Although our paths had first crossed in the early 1980s at Pope and Young conventions and Montana Bowhunters Association banquets, I didn’t really get to know Chuck well until Janet and I moved to Montana’s Flathead Valley in 1989. There we hunted and fished together, sharing holidays and family gatherings. Chuck “adopted” our son Dave, who’d graduated from the University of Montana in Missoula and married a pretty girl from Whitefish, settling down and raising a family of his own in the Flathead Valley.
Janet and I watched Chuck and Karen’s youngsters – Anne, Chris, and Jenny – grow up, routinely attending their school sporting competitions, hunting and fishing together, and sharing holiday meals. In 1990, Chuck joined me and Fred Asbell on an “Old Man’s Bowhunt” for caribou in far northern Quebec, since Fred and I were turning 50. The three of us tagged our limits of two big-antlered bulls apiece that week, and I wrote a Bowhunter article about that memorable adventure. He was with me on another successful caribou hunt in the Northwest Territories and we chased Arizona Coues’ deer, where one morning Chuck “bumped into” a large black bear and later claimed to have been charged by a “200-pound javelina” with tusks “at least a foot long.” Stories such as these, always told with hyperbole and self-deprecating humor, were Chuck’s trademark. They always delighted campfire listeners.

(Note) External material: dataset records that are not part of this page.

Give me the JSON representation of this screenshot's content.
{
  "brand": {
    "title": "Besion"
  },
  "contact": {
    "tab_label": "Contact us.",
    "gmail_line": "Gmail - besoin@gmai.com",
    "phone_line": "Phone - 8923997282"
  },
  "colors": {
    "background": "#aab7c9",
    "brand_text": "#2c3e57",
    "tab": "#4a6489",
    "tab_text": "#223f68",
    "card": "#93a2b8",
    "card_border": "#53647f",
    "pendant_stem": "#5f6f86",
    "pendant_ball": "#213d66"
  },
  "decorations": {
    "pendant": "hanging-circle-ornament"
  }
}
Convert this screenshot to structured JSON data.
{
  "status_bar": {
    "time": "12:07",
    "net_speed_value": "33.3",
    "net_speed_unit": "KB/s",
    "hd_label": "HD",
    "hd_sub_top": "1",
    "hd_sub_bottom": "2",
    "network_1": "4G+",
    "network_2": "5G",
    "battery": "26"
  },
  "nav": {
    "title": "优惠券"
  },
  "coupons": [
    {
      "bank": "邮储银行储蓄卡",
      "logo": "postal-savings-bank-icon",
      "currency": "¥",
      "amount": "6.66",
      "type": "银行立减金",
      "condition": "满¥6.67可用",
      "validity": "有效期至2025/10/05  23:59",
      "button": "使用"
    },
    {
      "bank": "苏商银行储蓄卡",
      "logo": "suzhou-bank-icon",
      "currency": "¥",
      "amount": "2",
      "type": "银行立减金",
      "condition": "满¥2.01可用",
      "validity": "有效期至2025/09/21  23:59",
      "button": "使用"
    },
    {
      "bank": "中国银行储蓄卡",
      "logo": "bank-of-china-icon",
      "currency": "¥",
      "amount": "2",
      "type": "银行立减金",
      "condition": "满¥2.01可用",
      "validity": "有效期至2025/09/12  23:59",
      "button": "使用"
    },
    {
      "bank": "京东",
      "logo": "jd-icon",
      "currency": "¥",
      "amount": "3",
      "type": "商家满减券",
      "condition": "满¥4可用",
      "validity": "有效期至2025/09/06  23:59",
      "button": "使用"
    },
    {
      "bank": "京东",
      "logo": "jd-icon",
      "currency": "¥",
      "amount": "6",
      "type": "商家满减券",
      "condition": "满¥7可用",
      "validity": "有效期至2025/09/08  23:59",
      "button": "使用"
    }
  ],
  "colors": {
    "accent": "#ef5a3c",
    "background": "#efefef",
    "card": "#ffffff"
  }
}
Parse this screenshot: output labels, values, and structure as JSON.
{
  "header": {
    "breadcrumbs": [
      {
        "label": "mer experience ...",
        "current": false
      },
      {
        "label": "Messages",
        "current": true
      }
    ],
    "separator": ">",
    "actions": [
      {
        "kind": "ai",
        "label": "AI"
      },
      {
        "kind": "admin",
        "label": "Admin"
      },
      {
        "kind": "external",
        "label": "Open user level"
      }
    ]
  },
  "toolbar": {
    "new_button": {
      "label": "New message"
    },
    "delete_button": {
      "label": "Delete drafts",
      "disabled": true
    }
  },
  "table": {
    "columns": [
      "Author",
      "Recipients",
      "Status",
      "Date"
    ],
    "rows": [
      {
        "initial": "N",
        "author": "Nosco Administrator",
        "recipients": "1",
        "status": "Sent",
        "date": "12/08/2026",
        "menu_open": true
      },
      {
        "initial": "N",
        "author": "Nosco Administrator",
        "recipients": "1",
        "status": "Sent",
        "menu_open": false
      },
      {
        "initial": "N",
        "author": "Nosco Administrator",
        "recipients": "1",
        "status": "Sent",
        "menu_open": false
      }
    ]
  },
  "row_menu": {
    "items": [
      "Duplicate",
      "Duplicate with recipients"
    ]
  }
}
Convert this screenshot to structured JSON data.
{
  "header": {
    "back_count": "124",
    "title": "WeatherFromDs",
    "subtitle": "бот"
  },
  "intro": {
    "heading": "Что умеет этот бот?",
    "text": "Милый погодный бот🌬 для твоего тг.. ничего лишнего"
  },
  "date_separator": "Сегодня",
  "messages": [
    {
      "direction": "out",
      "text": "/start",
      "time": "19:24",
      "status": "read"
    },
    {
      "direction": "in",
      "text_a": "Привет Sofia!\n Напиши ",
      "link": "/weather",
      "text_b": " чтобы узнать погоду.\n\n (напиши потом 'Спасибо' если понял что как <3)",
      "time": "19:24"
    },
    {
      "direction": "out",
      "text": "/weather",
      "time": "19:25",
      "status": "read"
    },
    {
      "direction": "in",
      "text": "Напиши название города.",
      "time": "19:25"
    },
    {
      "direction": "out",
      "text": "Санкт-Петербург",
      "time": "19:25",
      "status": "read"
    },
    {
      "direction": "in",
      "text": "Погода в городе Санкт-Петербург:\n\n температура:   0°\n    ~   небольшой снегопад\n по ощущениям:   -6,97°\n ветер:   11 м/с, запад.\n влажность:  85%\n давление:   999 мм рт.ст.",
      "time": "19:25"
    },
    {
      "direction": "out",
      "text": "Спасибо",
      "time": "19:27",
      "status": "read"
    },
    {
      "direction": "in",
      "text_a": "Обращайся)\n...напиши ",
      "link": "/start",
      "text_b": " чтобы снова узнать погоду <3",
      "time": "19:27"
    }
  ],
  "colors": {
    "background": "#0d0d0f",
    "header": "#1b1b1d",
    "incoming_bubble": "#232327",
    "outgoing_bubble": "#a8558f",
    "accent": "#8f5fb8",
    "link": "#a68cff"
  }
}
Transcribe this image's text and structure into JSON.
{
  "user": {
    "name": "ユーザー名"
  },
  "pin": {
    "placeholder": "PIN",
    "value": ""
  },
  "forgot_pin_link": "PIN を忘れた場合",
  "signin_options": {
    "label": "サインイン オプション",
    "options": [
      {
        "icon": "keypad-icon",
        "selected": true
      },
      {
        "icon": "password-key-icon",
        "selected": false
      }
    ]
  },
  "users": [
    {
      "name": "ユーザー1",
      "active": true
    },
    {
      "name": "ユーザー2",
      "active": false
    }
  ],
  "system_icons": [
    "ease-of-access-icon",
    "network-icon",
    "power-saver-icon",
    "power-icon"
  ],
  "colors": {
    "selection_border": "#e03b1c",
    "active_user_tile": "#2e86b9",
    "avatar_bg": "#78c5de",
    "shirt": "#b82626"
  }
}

Chuck and I shared countless other deer and elk hunts, as well as duck and goose shoots on my Montana ranch along the Flathead River. It was there I introduced Chuck to calling and decoying wild turkeys, luring lusty gobblers within bow range for my friend. And when I drew coveted mountain goat and moose tags, Chuck insisted on tagging along on scouting trips and sometimes the hunts themselves. He was with me in Utah when I shot my Henry Mountain bison. Our list of shared adventures goes on and on.
But in November of 1997, while I was on a solo deer hunt in Iowa, Janet called with the devastating news that my friend had suffered an aortic dissection while in his dental office. He’d been airlifted to Missoula. He wasn’t expected to live. Even rare survivors, we were told, usually died within three to five years.
Amazingly, Chuck beat the odds, enduring multiple surgeries and painful rehabilitation. His stated goal was to bowhunt again and in time he met that personal challenge. In fact, for 16 long and productive years, Chuck celebrated his extended life daily. Though forced to retire, he was more active than ever, focusing his attention on his wife and children as well as his many friends and youngsters living in the Flathead Valley.
He routinely ran a “Preserve the Tradition” ad in the Kalispell Daily Inter Lake, spotlighting successful young hunters posing with game birds and animals. Accompanying each weekly photo was the message, “It’s better to take your child hunting than go hunting for your child.” He bought and donated firearms to kids, helped sponsor fishing derbies and was known as “Uncle Chuck” to two generations of Montana youngsters.
Then in a cruel twist of fate, his eldest daughter Anne – a nurse at Children’s Hospital in Seattle – developed cancer and died at age 35 in 2012. Grief-stricken, Chuck never recovered from that loss and died a year and two weeks after becoming ill while hunting Oregon elk with his brother-in-law. He was 66.
Chuck, Janet, and I were together a final time in Dallas at last spring’s Pope and Young Convention. I now look forward to seeing him again someday – along with Anne, Don, Tom, Gail, and other special friends. Each brightened my life and will live forever in my memory.